Nie wiem kto ich sponsoruje, ale jest bardzo rozrzutny, jak walą z ATGM do namiotów
namiot wart 100$ pocisk100000$ mają rozrzut koziełby
Kurwa ten namiot jest kuloodporny czy szmaty które mają na sobie bo wyszli z tego jak po deszczu
Noż kurwa- jak dzieci normalnie... Ile razy wam trzeba powtarzać, że wojna to najlepszy biznes?! Gdyby ich nie było stać, albo mieliby braki w uzbrojeniu to by nie walili takimi pociskami do wszystkiego co się rusza po ziemi, na morzu, czy w powietrzu. Jak widać na powyższym nagraniu, efektywność ostrzału była 100%. Został zniszczony nie tylko namiot, ale też skład amunicji, który się w nim znajdował, i zapewne ktoś został zabity i/lub ranny. Przestańcie się do kurwy nędzy dziwić, skąd oni na to mają kasę, czy skąd mają te pociski. To czym oni strzelają pamięta jeszcze czasy komuny i pierwszą wojnę w Afganistanie. W poradzieckich zbrojowniach zalega/zalegało tego w chuj i jeszcze trochę. Np. na targu w Mogadiszu prędzej i taniej kupisz "kałacha" niż coś do jedzenia. To samo tyczy się Syrii, Iraku i A-stanu. Te pociski typu Spigot, Sagger, etc. też mają swój "termin ważności" i trzeba je wcześniej czy później "odpalić". Żeby ich nie niszczyć na poligonach, sprzedaje się je takim właśnie krajom, w których tłuką się między sobą. Nie chce mi się nic więcej pisać na ten temat, bo rozwinąłem się jak tulipan na rondzie, a do Was to i tak nie dotrze, bo pod następnym filmikiem znowu zobaczę: "skąd oni na to maja kasę", "jak im się opłaci taki drogi pocisk posłać w ledwo jeżdżący samochód z jedną/dwoma osobami na pokładzie"... Opłaci im się i już!

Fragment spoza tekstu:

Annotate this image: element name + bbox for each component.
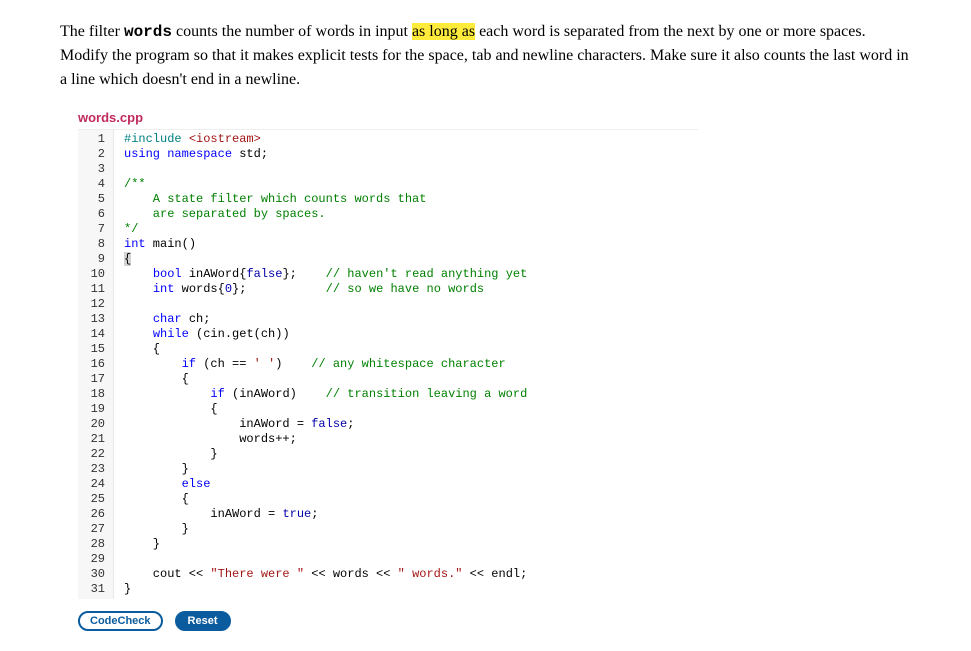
code-line[interactable] xyxy=(124,297,698,312)
codecheck-button[interactable]: CodeCheck xyxy=(78,611,163,631)
code-line[interactable] xyxy=(124,162,698,177)
instruction-text-pre: The filter xyxy=(60,23,124,40)
code-line[interactable]: } xyxy=(124,447,698,462)
code-line[interactable]: A state filter which counts words that xyxy=(124,192,698,207)
instruction-code: words xyxy=(124,23,172,41)
code-line[interactable]: using namespace std; xyxy=(124,147,698,162)
line-number: 16 xyxy=(84,357,105,372)
code-line[interactable]: int words{0}; // so we have no words xyxy=(124,282,698,297)
line-number: 29 xyxy=(84,552,105,567)
line-number: 2 xyxy=(84,147,105,162)
line-number: 24 xyxy=(84,477,105,492)
code-line[interactable]: while (cin.get(ch)) xyxy=(124,327,698,342)
line-number: 26 xyxy=(84,507,105,522)
code-line[interactable]: are separated by spaces. xyxy=(124,207,698,222)
line-gutter: 1234567891011121314151617181920212223242… xyxy=(78,130,114,599)
code-line[interactable]: else xyxy=(124,477,698,492)
line-number: 12 xyxy=(84,297,105,312)
code-area[interactable]: #include <iostream>using namespace std; /… xyxy=(114,130,698,599)
line-number: 8 xyxy=(84,237,105,252)
line-number: 3 xyxy=(84,162,105,177)
code-line[interactable]: /** xyxy=(124,177,698,192)
code-line[interactable]: { xyxy=(124,252,698,267)
line-number: 23 xyxy=(84,462,105,477)
line-number: 18 xyxy=(84,387,105,402)
code-line[interactable]: inAWord = false; xyxy=(124,417,698,432)
code-line[interactable]: char ch; xyxy=(124,312,698,327)
filename-label: words.cpp xyxy=(78,110,911,125)
line-number: 1 xyxy=(84,132,105,147)
line-number: 7 xyxy=(84,222,105,237)
code-line[interactable]: int main() xyxy=(124,237,698,252)
code-line[interactable]: */ xyxy=(124,222,698,237)
reset-button[interactable]: Reset xyxy=(175,611,231,631)
line-number: 6 xyxy=(84,207,105,222)
code-line[interactable]: } xyxy=(124,582,698,597)
line-number: 9 xyxy=(84,252,105,267)
line-number: 14 xyxy=(84,327,105,342)
code-line[interactable]: { xyxy=(124,492,698,507)
line-number: 17 xyxy=(84,372,105,387)
code-line[interactable]: } xyxy=(124,522,698,537)
line-number: 5 xyxy=(84,192,105,207)
line-number: 4 xyxy=(84,177,105,192)
code-line[interactable]: { xyxy=(124,402,698,417)
code-editor[interactable]: 1234567891011121314151617181920212223242… xyxy=(78,129,698,599)
line-number: 11 xyxy=(84,282,105,297)
line-number: 20 xyxy=(84,417,105,432)
line-number: 13 xyxy=(84,312,105,327)
instruction-highlight: as long as xyxy=(412,23,475,40)
line-number: 28 xyxy=(84,537,105,552)
code-line[interactable]: inAWord = true; xyxy=(124,507,698,522)
problem-instruction: The filter words counts the number of wo… xyxy=(60,20,911,92)
instruction-text-mid: counts the number of words in input xyxy=(172,23,412,40)
code-line[interactable]: if (inAWord) // transition leaving a wor… xyxy=(124,387,698,402)
code-line[interactable]: cout << "There were " << words << " word… xyxy=(124,567,698,582)
code-line[interactable]: } xyxy=(124,537,698,552)
button-row: CodeCheck Reset xyxy=(78,611,911,631)
line-number: 21 xyxy=(84,432,105,447)
line-number: 10 xyxy=(84,267,105,282)
line-number: 27 xyxy=(84,522,105,537)
code-line[interactable]: } xyxy=(124,462,698,477)
line-number: 30 xyxy=(84,567,105,582)
code-line[interactable]: bool inAWord{false}; // haven't read any… xyxy=(124,267,698,282)
code-line[interactable]: { xyxy=(124,372,698,387)
line-number: 31 xyxy=(84,582,105,597)
code-line[interactable]: { xyxy=(124,342,698,357)
line-number: 22 xyxy=(84,447,105,462)
code-line[interactable] xyxy=(124,552,698,567)
line-number: 19 xyxy=(84,402,105,417)
code-line[interactable]: #include <iostream> xyxy=(124,132,698,147)
code-line[interactable]: if (ch == ' ') // any whitespace charact… xyxy=(124,357,698,372)
code-line[interactable]: words++; xyxy=(124,432,698,447)
line-number: 15 xyxy=(84,342,105,357)
line-number: 25 xyxy=(84,492,105,507)
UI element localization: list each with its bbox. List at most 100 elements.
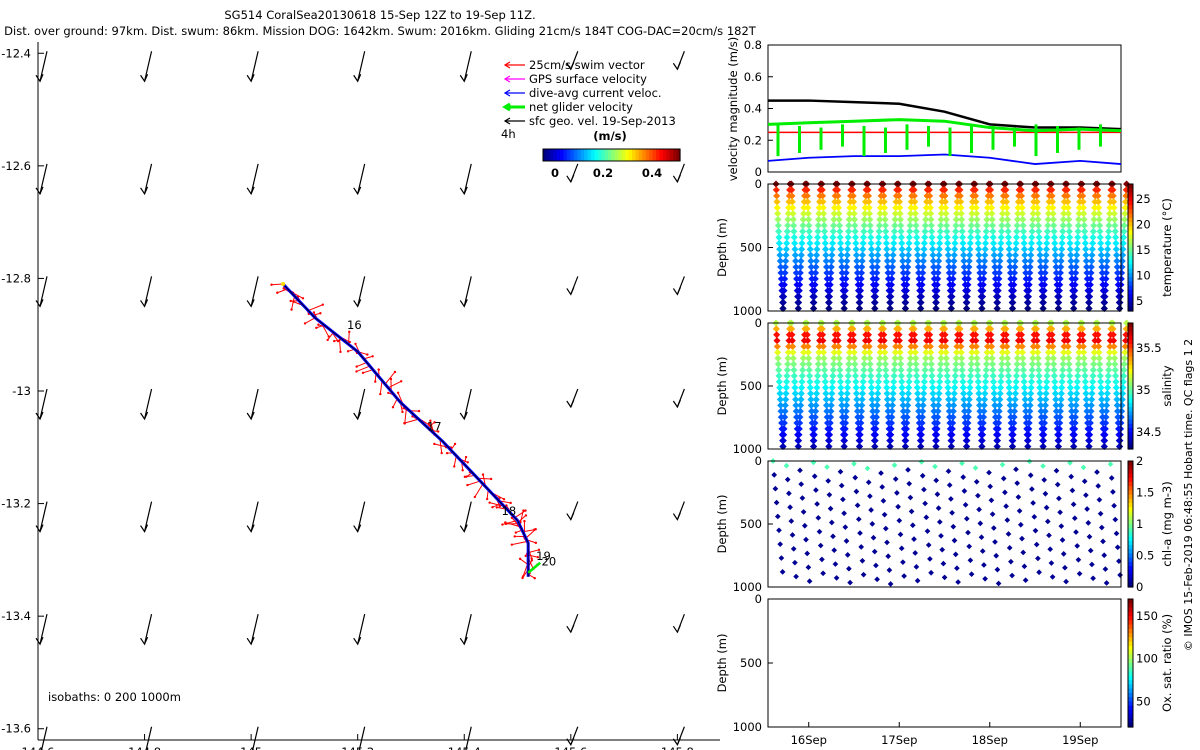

Noż kurwa jebana mać- następny tępy lemiesz...
Nie rozumiesz, ćwoku, o czym inni piszą, bo jesteś zaślepiony swoim "autorytetem". Skopiować z wikipedii potrafi każdy. (...)
(...)I nie pierdol, że wyrzutnie TOW i pociski do nich pamiętają czasy komuny, czy pochodzą z poradzieckich zbrojowni(...).